How a cell is cleaved into two daughter cells — a process known as cytokinesis — has fascinated biologists for more than 150 years. In 1891, Walther Flemming published beautiful drawings showing that a cleavage furrow ingresses between separated chromosomes and forms a short intercellular bridge connecting the two daughter cells. But how does abscission, the final cut of the intercellular bridge, eventually occur? It was first thought to be a trivial event, but it turned out to be a much more sophisticated and regulated process than initially anticipated.

In 2007, two seminal papers (Carlton and Martin-Serrano; Morita et al.) reported that ESCRTs (endosomal sorting complexes required for transport) were essential for the completion of cytokinesis. The activity of the ESCRT machinery culminates with the polymerization of ESCRT-III filaments, which were originally known to facilitate the scission of intraluminal vesicles from the limiting membrane of late endosomes. Also known was that retroviruses hijack this machinery at the plasma membrane to promote the budding and release of virions through the deformation of the membrane away from the cytosol. Carlton and Martin-Serrano proposed that cytokinetic abscission is a similar topological event (as if one of the daughter cells was a giant virion) that is driven by the same molecular machinery in human cells.

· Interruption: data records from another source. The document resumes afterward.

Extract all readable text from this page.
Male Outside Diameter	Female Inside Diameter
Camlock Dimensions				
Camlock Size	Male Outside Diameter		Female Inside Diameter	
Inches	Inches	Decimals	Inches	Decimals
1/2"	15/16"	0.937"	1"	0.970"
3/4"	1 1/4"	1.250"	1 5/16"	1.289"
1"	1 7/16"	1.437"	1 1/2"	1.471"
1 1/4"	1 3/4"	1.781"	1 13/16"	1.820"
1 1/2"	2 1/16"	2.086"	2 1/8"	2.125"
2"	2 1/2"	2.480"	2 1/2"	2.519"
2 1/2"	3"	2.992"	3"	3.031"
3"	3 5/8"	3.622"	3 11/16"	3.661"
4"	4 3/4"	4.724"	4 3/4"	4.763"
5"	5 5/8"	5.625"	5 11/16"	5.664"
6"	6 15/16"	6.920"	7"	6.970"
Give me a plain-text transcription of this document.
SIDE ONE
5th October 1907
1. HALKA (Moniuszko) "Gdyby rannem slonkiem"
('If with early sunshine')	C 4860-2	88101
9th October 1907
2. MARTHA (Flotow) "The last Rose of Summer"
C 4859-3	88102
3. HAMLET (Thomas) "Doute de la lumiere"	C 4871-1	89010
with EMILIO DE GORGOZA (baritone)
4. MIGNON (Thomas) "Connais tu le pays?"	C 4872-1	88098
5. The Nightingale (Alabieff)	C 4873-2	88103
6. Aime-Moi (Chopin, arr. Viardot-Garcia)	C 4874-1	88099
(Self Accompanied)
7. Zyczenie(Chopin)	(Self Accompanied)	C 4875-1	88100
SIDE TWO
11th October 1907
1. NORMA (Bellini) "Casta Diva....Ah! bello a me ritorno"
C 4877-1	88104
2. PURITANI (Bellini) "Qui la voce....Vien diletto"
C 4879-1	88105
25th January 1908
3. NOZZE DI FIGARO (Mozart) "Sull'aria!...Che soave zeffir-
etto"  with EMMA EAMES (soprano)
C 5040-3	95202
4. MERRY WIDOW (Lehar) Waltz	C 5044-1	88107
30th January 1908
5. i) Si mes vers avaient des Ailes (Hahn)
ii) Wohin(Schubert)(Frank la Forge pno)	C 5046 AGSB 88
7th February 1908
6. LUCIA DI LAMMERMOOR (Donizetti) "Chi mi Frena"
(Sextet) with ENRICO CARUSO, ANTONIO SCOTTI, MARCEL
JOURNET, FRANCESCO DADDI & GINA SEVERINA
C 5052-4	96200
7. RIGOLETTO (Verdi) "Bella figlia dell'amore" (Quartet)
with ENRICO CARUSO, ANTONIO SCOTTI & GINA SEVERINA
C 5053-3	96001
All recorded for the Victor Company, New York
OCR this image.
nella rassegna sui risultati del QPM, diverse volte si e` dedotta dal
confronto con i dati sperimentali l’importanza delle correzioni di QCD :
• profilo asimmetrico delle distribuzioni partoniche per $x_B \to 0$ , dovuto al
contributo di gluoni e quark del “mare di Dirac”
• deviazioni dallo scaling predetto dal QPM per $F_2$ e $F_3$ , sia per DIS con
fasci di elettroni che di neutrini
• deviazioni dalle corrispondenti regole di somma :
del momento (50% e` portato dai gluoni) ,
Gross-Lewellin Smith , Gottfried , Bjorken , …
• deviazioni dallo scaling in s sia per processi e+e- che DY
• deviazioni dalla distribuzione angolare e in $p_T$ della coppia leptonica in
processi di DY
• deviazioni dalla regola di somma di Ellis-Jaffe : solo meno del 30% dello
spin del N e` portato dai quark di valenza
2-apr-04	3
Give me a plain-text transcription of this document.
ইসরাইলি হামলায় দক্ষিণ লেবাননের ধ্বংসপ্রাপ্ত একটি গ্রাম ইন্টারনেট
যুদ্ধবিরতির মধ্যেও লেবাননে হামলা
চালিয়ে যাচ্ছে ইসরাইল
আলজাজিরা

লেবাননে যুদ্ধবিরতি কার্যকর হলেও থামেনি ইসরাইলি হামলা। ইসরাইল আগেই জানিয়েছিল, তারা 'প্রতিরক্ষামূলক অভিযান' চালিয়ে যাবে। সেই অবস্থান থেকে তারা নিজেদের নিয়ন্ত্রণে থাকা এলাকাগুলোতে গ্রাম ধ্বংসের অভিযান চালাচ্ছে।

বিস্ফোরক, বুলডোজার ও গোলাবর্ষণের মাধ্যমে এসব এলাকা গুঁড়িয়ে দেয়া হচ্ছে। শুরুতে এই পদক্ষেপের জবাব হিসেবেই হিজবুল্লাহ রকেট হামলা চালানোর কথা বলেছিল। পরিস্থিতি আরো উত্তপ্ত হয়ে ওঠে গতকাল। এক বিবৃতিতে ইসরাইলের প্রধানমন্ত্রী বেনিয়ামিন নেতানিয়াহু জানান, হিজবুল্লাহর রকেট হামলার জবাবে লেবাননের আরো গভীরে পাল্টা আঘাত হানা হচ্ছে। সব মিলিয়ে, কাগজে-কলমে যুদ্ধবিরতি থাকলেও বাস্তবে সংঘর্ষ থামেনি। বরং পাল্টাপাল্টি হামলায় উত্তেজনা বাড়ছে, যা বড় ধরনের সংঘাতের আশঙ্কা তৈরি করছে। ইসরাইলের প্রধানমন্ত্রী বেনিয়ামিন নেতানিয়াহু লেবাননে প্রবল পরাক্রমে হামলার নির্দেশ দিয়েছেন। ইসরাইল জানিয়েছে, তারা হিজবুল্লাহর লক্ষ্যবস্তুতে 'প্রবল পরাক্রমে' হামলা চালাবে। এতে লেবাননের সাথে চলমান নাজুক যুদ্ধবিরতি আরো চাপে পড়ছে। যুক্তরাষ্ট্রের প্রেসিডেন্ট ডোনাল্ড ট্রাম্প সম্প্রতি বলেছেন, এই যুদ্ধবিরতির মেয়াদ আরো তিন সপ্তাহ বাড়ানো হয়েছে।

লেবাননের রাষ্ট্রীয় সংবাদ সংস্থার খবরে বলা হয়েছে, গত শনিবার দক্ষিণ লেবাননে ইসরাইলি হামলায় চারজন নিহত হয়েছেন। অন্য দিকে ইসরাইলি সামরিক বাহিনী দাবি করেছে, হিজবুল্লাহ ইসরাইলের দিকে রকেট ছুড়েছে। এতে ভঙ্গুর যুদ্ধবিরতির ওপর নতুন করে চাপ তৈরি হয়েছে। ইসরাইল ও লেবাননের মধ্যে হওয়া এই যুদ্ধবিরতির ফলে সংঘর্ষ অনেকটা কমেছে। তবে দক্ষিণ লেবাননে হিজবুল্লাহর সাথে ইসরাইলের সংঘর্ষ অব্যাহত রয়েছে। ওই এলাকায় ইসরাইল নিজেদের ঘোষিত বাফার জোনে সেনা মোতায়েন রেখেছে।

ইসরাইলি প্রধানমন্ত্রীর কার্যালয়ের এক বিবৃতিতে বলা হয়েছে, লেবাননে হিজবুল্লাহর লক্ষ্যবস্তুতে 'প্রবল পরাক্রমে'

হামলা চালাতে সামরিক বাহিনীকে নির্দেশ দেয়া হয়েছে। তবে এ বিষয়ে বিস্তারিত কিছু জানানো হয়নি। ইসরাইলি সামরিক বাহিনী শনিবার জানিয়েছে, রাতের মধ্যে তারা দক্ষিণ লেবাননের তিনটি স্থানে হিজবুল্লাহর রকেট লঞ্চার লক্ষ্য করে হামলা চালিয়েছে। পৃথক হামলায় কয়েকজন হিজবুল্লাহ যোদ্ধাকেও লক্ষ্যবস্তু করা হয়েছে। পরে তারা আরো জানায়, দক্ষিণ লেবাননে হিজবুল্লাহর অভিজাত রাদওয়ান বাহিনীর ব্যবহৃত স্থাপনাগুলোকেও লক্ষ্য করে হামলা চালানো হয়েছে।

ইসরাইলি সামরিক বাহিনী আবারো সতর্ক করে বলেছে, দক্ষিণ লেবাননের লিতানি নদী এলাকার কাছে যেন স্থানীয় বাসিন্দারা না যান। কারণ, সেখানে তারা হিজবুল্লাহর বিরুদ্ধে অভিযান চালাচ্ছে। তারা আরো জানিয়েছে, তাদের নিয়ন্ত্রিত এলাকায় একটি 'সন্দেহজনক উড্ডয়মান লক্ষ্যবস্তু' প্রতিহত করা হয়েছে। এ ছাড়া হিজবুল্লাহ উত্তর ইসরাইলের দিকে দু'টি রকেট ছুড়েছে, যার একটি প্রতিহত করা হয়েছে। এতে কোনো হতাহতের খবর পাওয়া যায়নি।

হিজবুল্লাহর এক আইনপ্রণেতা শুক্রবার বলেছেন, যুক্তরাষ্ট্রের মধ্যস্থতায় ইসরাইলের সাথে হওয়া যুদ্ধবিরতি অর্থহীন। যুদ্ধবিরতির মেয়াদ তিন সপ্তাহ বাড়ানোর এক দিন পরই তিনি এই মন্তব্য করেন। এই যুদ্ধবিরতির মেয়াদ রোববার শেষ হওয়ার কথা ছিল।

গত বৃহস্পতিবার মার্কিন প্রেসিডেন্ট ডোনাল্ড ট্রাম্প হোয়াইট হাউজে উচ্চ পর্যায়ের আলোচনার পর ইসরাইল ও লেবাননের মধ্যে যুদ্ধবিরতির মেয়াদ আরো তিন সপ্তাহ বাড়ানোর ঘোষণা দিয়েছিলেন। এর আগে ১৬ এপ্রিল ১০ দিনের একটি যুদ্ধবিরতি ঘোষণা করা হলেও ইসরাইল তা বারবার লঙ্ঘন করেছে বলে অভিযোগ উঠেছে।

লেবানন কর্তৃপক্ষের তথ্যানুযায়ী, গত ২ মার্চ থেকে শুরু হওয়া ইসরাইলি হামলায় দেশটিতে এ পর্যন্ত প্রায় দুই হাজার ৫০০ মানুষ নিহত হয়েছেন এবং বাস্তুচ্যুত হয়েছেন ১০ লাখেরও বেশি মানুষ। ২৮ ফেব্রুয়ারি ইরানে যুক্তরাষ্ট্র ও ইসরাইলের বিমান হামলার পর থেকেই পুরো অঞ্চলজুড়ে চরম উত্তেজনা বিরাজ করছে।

two seminal papers … reported that ESCRTs (endosomal sorting complexes required for transport) were essential for the completion of cytokinesis

These studies were influential because they proposed a straightforward mechanism for abscission. Soon afterwards, ESCRTs were implicated in cytokinesis in Archaea (Lindås et al.; Samson et al.), suggesting that abscission might be the ancestral function of this ancient molecular machinery. Live cell imaging and tomo-EM later revealed that ESCRT-III accumulates at the abscission site just before the final cut (Elia et al.) and ESCRT-dependent helices ‘pinch’ the membrane (Guizetti et al.).

The discovery of ESCRTs in cytokinesis highlights how ‘outsiders’ can make crucial contributions: the Martin-Serrano and Sundquist groups were virology specialists who had not worked on cytokinesis before.